Google makes most of its huge annual revenues from the short text ads that appear at the top of its search engine results on mobile phones, laptops and tablets.
That includes $15bn (£11bn) from ads on YouTube, which the company acquired back in 2006 at a cost of $1.6bn. This service is of course free to users and incredibly popular, but is paid for by a charge to advertisers every time someone clicks on one of the ads served up alongside the search engine results.
Instead of taking on DST as a cost of doing business in the UK, the attitude of most companies to government taxes, Google has chosen to pass it wholly on to its many customers here.
Although big brands do spend large sums on Google and YouTube advertising, it is in fact the thousands of smaller businesses that use the online ad service that drive the majority of Google’s massive profits.
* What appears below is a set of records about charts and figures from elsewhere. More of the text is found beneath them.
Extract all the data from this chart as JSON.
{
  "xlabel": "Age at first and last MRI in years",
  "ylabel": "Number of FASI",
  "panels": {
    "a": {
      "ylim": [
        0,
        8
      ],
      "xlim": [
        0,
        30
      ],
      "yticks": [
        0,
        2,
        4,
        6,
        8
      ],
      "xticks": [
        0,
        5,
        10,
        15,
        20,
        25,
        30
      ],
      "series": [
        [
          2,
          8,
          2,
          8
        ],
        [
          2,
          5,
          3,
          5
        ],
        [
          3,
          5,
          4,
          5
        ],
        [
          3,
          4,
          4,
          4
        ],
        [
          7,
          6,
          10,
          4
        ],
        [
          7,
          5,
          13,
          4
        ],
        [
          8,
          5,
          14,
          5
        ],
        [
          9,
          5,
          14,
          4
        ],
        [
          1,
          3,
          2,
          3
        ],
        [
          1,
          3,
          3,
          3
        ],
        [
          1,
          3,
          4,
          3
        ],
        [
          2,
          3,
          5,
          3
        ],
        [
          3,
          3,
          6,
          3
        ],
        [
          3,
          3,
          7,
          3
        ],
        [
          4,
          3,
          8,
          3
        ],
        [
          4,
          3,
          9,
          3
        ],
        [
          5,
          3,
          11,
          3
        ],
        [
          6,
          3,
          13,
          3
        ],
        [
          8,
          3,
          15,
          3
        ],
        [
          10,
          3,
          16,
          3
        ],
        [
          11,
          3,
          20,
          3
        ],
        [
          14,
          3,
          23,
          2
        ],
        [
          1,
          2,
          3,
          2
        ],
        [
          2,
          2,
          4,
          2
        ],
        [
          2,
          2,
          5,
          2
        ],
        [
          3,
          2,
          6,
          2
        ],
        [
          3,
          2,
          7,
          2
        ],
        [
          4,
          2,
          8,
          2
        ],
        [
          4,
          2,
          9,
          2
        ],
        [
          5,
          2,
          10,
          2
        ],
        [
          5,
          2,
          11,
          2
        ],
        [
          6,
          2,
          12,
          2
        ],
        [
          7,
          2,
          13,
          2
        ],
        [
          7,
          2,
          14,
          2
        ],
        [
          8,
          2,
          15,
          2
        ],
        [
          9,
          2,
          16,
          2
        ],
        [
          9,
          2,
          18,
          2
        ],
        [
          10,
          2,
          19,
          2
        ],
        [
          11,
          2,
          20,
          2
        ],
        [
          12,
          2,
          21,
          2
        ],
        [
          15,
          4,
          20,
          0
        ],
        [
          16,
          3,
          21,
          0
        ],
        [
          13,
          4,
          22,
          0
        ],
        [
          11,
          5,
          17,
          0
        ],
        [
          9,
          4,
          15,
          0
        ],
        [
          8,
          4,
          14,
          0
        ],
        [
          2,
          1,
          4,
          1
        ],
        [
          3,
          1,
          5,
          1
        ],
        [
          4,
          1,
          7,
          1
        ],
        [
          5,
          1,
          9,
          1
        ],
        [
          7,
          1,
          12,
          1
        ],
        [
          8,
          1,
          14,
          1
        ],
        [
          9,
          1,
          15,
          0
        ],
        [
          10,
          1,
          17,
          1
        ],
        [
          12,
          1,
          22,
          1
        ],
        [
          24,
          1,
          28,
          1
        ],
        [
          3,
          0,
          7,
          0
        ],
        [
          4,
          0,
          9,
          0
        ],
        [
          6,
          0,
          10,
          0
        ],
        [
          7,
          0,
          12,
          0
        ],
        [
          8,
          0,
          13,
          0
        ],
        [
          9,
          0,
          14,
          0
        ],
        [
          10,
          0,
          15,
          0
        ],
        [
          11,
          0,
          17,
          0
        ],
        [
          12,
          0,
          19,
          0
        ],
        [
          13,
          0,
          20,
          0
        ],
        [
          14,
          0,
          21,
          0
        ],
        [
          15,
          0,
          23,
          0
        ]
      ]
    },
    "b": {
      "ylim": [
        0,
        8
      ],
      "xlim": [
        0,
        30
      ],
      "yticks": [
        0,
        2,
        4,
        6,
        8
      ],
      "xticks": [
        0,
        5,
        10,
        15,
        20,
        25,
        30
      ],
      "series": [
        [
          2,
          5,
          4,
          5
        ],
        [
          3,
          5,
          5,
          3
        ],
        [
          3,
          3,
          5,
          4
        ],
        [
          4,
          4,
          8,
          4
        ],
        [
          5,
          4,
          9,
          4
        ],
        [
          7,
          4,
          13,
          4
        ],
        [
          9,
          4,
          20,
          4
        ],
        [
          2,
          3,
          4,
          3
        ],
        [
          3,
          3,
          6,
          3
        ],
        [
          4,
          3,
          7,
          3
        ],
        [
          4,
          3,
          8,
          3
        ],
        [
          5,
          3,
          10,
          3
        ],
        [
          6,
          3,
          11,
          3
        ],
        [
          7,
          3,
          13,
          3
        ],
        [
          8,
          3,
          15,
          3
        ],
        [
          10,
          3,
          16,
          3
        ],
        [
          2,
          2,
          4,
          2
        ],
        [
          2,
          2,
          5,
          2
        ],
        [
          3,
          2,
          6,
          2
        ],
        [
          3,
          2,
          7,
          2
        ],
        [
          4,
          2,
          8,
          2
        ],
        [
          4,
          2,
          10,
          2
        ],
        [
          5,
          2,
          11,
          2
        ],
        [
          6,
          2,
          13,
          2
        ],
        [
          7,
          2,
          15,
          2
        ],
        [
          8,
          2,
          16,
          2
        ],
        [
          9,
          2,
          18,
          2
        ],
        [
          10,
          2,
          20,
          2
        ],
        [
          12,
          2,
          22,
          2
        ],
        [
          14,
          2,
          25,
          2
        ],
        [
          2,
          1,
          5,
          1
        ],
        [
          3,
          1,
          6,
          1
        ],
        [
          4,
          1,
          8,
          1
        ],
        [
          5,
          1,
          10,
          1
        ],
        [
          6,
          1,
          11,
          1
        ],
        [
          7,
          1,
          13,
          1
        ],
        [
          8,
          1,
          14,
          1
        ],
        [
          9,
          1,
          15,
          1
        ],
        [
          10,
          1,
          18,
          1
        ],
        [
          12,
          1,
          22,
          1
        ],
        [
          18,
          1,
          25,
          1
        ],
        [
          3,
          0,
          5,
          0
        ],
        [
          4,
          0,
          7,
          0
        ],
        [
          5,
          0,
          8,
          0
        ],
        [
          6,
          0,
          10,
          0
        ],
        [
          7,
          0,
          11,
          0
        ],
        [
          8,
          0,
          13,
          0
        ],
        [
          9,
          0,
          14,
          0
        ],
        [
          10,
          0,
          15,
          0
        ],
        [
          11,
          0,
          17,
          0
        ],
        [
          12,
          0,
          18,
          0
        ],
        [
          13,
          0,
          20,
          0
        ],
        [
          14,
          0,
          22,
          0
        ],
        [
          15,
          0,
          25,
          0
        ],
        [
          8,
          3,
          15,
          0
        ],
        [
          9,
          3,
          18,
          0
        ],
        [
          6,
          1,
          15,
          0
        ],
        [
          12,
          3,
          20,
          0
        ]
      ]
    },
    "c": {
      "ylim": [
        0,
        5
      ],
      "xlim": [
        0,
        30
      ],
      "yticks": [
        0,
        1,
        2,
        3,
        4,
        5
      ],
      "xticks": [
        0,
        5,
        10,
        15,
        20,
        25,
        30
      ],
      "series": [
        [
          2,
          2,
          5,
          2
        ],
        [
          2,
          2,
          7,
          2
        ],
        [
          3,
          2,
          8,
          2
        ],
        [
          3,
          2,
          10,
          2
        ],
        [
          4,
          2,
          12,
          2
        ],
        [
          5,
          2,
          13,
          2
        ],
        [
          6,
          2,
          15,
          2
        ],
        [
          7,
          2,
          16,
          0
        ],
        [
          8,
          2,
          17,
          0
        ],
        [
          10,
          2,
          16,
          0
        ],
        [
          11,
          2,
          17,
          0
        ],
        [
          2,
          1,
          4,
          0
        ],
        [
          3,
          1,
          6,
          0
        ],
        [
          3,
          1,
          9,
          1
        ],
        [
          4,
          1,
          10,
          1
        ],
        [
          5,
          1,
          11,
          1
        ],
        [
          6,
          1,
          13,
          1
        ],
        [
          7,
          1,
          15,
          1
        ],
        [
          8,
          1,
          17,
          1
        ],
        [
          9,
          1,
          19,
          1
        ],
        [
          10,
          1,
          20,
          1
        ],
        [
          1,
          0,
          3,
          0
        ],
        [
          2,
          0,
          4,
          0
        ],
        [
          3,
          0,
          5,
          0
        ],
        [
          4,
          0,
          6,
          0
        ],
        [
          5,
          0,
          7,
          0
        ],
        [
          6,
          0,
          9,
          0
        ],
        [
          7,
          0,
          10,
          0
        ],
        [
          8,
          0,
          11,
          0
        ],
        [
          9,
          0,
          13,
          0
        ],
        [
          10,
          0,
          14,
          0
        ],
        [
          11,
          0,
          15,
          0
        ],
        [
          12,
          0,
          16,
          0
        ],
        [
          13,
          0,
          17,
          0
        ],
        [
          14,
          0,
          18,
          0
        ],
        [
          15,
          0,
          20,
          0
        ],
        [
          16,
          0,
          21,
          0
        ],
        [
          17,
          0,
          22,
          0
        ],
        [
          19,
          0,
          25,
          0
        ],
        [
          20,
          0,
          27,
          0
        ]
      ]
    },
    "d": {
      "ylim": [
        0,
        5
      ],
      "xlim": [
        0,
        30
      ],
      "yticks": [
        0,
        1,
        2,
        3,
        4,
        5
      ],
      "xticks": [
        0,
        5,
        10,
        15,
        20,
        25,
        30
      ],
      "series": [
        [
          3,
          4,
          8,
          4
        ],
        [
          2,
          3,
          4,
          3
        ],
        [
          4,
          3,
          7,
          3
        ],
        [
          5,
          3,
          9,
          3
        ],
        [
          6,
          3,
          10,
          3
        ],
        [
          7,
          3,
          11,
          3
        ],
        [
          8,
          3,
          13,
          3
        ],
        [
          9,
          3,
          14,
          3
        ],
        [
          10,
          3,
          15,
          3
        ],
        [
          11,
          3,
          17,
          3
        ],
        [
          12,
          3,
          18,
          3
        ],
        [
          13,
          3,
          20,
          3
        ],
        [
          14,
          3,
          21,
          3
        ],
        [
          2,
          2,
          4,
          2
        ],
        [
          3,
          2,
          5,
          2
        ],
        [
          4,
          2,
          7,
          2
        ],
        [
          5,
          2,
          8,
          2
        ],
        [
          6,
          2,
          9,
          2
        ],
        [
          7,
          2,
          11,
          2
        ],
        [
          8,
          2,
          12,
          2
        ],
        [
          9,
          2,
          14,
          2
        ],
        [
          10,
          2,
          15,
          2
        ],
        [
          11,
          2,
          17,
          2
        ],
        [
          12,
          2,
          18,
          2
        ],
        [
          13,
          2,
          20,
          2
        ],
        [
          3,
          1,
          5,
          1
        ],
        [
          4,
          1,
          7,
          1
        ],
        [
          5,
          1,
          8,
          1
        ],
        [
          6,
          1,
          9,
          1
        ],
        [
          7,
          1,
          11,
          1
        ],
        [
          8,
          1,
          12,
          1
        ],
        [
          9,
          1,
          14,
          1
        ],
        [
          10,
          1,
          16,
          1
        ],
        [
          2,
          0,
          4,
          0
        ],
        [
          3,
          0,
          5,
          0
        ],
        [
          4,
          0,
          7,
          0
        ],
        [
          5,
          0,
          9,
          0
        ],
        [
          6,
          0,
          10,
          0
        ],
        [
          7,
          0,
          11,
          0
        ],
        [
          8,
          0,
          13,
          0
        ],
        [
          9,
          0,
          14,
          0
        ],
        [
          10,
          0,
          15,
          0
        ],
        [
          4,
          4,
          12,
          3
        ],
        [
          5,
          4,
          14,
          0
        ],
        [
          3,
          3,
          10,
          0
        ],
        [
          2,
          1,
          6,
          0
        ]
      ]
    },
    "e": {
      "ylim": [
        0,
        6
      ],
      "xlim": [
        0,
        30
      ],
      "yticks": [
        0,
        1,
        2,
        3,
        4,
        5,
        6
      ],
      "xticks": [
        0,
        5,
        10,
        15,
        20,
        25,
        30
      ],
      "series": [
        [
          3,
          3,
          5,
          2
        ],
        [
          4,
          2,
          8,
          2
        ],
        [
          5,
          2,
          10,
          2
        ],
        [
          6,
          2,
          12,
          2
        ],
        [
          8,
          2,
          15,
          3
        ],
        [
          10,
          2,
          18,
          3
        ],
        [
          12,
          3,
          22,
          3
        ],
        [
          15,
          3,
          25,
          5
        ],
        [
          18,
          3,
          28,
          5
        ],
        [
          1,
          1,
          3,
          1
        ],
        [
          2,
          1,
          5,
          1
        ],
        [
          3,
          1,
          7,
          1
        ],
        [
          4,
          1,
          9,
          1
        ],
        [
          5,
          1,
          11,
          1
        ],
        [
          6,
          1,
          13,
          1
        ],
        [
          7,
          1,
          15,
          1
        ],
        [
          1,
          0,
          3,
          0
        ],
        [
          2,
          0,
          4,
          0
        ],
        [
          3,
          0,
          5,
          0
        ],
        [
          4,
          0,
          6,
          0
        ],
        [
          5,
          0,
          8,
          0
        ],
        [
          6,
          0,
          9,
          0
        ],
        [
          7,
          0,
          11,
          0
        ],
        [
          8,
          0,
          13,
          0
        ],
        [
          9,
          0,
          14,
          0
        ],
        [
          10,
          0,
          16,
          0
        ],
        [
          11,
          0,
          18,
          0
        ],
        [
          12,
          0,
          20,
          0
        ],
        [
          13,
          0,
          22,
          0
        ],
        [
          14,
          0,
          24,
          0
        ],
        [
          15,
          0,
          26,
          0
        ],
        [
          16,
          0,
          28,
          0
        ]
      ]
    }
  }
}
These businesses will be hardest hit by the sudden and unprecedented extra charges.
The 2pc tax applies to any revenues generated through advertising to Britons or revenues made through facilitating transactions, such as food delivery platforms.
Previous estimates have suggested it would affect only around 30 companies, but could in fact raise as much as £500m a year in badly needed extra revenue for the Exchequer.
Amazon has already announced the tax will be passed on to customers.
Like many tech companies, Google has been quick to trumpet how it is helping small businesses during the Covid-19 pandemic.
Announcements of extra tools or free digital training have been rolled out. But this new move seems to imply that these concerns for small businesses are more of a PR exercise, and perhaps are mainly aimed at getting more people to use Google services – so the search engine can profit from increased digital usage during lockdown and with more people working from home.
As small businesses across the UK struggle to survive the broad economic damage caused by the coronavirus crisis, the last thing they need is for their advertising costs to rise by an arbitrary 2pc, just so that Google can cover its extra tax bill.
There is no extra benefit to the advertisers from this 2pc price inflation, so effectively it will make their advertising a little bit less cost-effective, just at the moment when many may be dependent on driving sales via digital advertising and through selling on their websites.
A knock-on effect from this will also be to impact the many freelancers or small digital ad agencies that help businesses get online across the country.
Clients might choose to try to reduce their spend or perhaps look to reduce the fees that they pay small agencies by passing on the cost of Google’s tax-related increase to them. This risks the revenues of those businesses and is another negative impact of Google’s decision that flows down the internet ecosystem on which it sits astride.
When Philip Hammond brought in this tax, the expected outcome was to get more revenue from the global tech giants that were accused of exporting large profits from UK consumers and companies through complicated schemes to Ireland or Amsterdam – and therefore reducing their tax liability to the Government.
However, the Google announcement this week seems to show that the search giant has no concern for this intention and is happy to pass the buck to small businesses across Britain – most of whom don’t have the option to minimise their tax bill in the way that the firm continues to without a second thought.